The scam came to light amidst a rally of Monero (XMR) to a one-year high, as it appeared the perpetrators were attempting to liquidate their ill-gotten gains through the privacy-focused cryptocurrency. However, their efforts were not entirely successful, as ZachXBT reported that $7M of the stolen funds were subsequently frozen, thanks to the joint efforts of other on-chain investigators and the security team at Binance.
The suspected culprits of the heist are two UK-based social media personalities, known by their online handles as Nina/Mo and W0rk. Despite their attempts to cover their tracks by deleting their social media presence, traces of their illicit activity were still detectable on the Bitcoin blockchain.
The victim, a US-based investor and early Bitcoin adopter, reportedly moved the funds to a new address about a month ago, which investigators believe may have inadvertently exposed the wallet to the scammers. They are still unsure whether the victim was deceived into exposing his wallet or transferring the funds, or whether his security measures were inadequate. No evidence of malware or smart contracts has been found, suggesting a more traditional con may have been employed.
It’s worth noting that the majority of Bitcoin heists are relatively rare, primarily due to the fact that the coin is not typically held in easily accessible Web3 wallets. However, this phishing team managed to breach this norm.
A portion of the stolen funds are still detectable, having been moved to new addresses and divided into smaller sums of approximately 5 BTC. Over 17 BTC ended up in a KuCoin hot wallet, providing investigators with an opportunity to intercept the funds.
The victim’s address sent multiple transactions to the hacker’s address, the largest of which was for 2.78K BTC. However, it remains unclear whether these transactions were made willingly by the victim or if the wallet’s keys were compromised.
While most confidence scams involving cryptocurrency typically use stablecoins, this case stands out for its use of BTC. The pattern of targeting elderly investors, however, is a familiar one. Stablecoins can be more easily hidden, often through peer-to-peer markets like Huione Guarantee.
Following the theft, XMR’s price remained high, at over $280. Nearly half of all XMR activity was concentrated on KuCoin, a South Korean exchange.
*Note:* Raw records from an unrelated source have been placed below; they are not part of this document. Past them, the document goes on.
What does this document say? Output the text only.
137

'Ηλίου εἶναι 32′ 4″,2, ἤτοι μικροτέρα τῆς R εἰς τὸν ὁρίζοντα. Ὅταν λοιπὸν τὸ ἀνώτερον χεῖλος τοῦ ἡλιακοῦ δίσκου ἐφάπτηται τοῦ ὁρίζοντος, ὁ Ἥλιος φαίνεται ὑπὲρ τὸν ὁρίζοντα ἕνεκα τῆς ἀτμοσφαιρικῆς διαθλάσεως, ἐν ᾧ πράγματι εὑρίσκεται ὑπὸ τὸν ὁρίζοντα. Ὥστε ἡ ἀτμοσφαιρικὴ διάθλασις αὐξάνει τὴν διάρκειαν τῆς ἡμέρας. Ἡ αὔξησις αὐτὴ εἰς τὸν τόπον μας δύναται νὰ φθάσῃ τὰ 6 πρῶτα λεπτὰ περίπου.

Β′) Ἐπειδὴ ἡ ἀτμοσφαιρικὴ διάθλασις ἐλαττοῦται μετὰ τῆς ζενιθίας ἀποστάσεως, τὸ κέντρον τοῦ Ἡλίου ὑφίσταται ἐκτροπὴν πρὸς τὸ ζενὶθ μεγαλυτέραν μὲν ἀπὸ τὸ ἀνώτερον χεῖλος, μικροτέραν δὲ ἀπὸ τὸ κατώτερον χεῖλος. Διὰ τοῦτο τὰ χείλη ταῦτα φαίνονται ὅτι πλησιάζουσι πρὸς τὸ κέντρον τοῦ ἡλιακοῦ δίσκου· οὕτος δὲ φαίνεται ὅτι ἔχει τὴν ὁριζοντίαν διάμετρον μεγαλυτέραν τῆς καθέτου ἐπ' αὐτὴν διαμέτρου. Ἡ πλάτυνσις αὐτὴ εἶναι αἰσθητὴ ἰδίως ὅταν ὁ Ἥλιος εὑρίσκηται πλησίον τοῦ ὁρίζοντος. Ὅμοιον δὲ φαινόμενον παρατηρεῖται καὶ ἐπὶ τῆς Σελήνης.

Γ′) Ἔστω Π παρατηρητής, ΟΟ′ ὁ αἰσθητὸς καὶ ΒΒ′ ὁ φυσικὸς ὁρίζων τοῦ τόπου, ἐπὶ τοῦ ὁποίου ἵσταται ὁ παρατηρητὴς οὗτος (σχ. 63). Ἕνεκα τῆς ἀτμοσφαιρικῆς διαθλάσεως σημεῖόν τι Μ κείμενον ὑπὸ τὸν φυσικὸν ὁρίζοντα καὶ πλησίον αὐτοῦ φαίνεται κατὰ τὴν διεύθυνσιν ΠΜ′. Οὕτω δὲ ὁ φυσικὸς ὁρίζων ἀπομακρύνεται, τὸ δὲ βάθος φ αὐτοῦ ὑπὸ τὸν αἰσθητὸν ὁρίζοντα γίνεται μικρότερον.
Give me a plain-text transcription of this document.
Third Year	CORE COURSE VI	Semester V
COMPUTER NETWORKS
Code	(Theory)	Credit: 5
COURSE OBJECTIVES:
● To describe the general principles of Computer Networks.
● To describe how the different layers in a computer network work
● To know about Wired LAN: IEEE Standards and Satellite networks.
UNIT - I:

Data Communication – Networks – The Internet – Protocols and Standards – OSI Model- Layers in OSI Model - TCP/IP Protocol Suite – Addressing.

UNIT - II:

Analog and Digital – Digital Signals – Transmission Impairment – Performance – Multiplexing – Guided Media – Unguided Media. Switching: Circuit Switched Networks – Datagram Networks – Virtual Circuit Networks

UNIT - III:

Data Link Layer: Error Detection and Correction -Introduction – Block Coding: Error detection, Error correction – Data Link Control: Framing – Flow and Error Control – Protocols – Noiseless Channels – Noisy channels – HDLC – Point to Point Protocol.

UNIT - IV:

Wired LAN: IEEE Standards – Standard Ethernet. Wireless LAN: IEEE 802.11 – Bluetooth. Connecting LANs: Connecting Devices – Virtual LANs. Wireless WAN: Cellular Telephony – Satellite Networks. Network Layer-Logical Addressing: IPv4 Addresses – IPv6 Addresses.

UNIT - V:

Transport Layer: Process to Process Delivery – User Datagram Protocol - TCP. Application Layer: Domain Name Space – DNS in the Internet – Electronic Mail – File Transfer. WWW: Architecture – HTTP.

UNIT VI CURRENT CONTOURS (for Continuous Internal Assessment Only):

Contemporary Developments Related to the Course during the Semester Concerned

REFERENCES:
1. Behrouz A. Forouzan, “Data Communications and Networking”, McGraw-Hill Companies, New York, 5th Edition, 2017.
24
One potential hurdle for the scammers could be the inability to withdraw XMR from the exchange, a fact that may have led to elevated trading volumes as other traders seized the opportunity.
While KuCoin publicly discloses its reserves of BTC, ETH, and stablecoins, it does not provide data on actual XMR available for withdrawal. Consequently, while XMR is on the exchange, it offers no real privacy. Notably, KuCoin was not mentioned in ZachXBT’s report as assisting in the interception of the stolen funds. The MEXC exchange was also implicated in some of the swaps, although it too has not disclosed its available reserves of XMR or other cryptocurrencies.